12. Penalties under VCR and CAP. Many policies either do not cover, or contain substantially lower limits on, fines and sanctions that may be imposed if a plan defect is submitted under the IRS's voluntary compliance resolution (“VCR”) program or closing agreement program (“CAP”), two programs available under the employee plans compliance resolution system (“EPCRS”). While it may appear on its face that a policy's VCR/CAP coverage limit should be sufficient to cover most such submissions, this is the case only if the insurer views the fine or sanction as being limited to that imposed by the IRS and not as including any remedial actions that the employer, the plan or a fiduciary may be required to take to first cure the plan defect, such as a requirement to make the plan whole for any losses incurred as a result of a breach or defect. Insureds should clarify with insurers that the “make whole” portion of relief under CAP and VCR is considered part of the general remedy required by ERISA and therefore is fully subject to the policy's overall coverage limitations and that the lower VCR and CAP limits apply only to IRS fines and sanctions over and above such ERISA “make whole” remedies, or else the CAP and VCR limits may provide insufficient coverage to pay the claim.

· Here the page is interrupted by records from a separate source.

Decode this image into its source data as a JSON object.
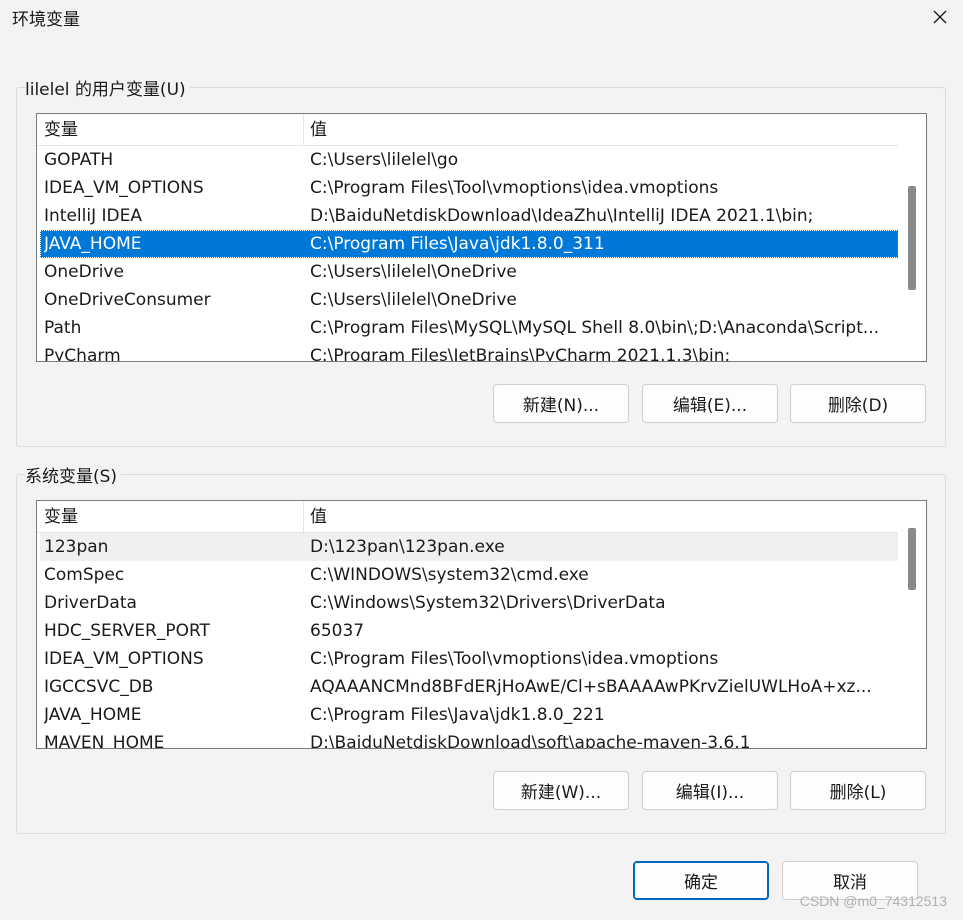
{
  "window": {
    "title": "环境变量",
    "close_icon": "close-icon"
  },
  "user_vars": {
    "group_label": "lilelel 的用户变量(U)",
    "columns": {
      "name": "变量",
      "value": "值"
    },
    "rows": [
      {
        "name": "GOPATH",
        "value": "C:\\Users\\lilelel\\go"
      },
      {
        "name": "IDEA_VM_OPTIONS",
        "value": "C:\\Program Files\\Tool\\vmoptions\\idea.vmoptions"
      },
      {
        "name": "IntelliJ IDEA",
        "value": "D:\\BaiduNetdiskDownload\\IdeaZhu\\IntelliJ IDEA 2021.1\\bin;"
      },
      {
        "name": "JAVA_HOME",
        "value": "C:\\Program Files\\Java\\jdk1.8.0_311"
      },
      {
        "name": "OneDrive",
        "value": "C:\\Users\\lilelel\\OneDrive"
      },
      {
        "name": "OneDriveConsumer",
        "value": "C:\\Users\\lilelel\\OneDrive"
      },
      {
        "name": "Path",
        "value": "C:\\Program Files\\MySQL\\MySQL Shell 8.0\\bin\\;D:\\Anaconda\\Script..."
      },
      {
        "name": "PyCharm",
        "value": "C:\\Program Files\\JetBrains\\PyCharm 2021.1.3\\bin;"
      }
    ],
    "selected_index": 3,
    "buttons": {
      "new": "新建(N)...",
      "edit": "编辑(E)...",
      "delete": "删除(D)"
    }
  },
  "system_vars": {
    "group_label": "系统变量(S)",
    "columns": {
      "name": "变量",
      "value": "值"
    },
    "rows": [
      {
        "name": "123pan",
        "value": "D:\\123pan\\123pan.exe"
      },
      {
        "name": "ComSpec",
        "value": "C:\\WINDOWS\\system32\\cmd.exe"
      },
      {
        "name": "DriverData",
        "value": "C:\\Windows\\System32\\Drivers\\DriverData"
      },
      {
        "name": "HDC_SERVER_PORT",
        "value": "65037"
      },
      {
        "name": "IDEA_VM_OPTIONS",
        "value": "C:\\Program Files\\Tool\\vmoptions\\idea.vmoptions"
      },
      {
        "name": "IGCCSVC_DB",
        "value": "AQAAANCMnd8BFdERjHoAwE/Cl+sBAAAAwPKrvZielUWLHoA+xz..."
      },
      {
        "name": "JAVA_HOME",
        "value": "C:\\Program Files\\Java\\jdk1.8.0_221"
      },
      {
        "name": "MAVEN_HOME",
        "value": "D:\\BaiduNetdiskDownload\\soft\\apache-maven-3.6.1"
      }
    ],
    "hover_index": 0,
    "buttons": {
      "new": "新建(W)...",
      "edit": "编辑(I)...",
      "delete": "删除(L)"
    }
  },
  "footer": {
    "ok": "确定",
    "cancel": "取消",
    "watermark": "CSDN @m0_74312513"
  },
  "colors": {
    "selection": "#0078d7",
    "primary_border": "#0067c0"
  }
}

These are some of the key areas of which customers should be aware in purchasing fiduciary liability insurance. In today's litigious environment, it is difficult to duplicate the scope of coverage that has been available in the past and such coverage may only be obtainable at a significantly higher premium. Insureds should be particularly careful to scrutinize policy endorsements to determine which rights are either being eliminated or limited by the insured and how much of a problem this is likely to be for the purchaser. As a practical matter, as well as a matter of fiduciary duty, it is important to solicit competing bids and question insurers closely before purchasing or renewing fiduciary liability coverage.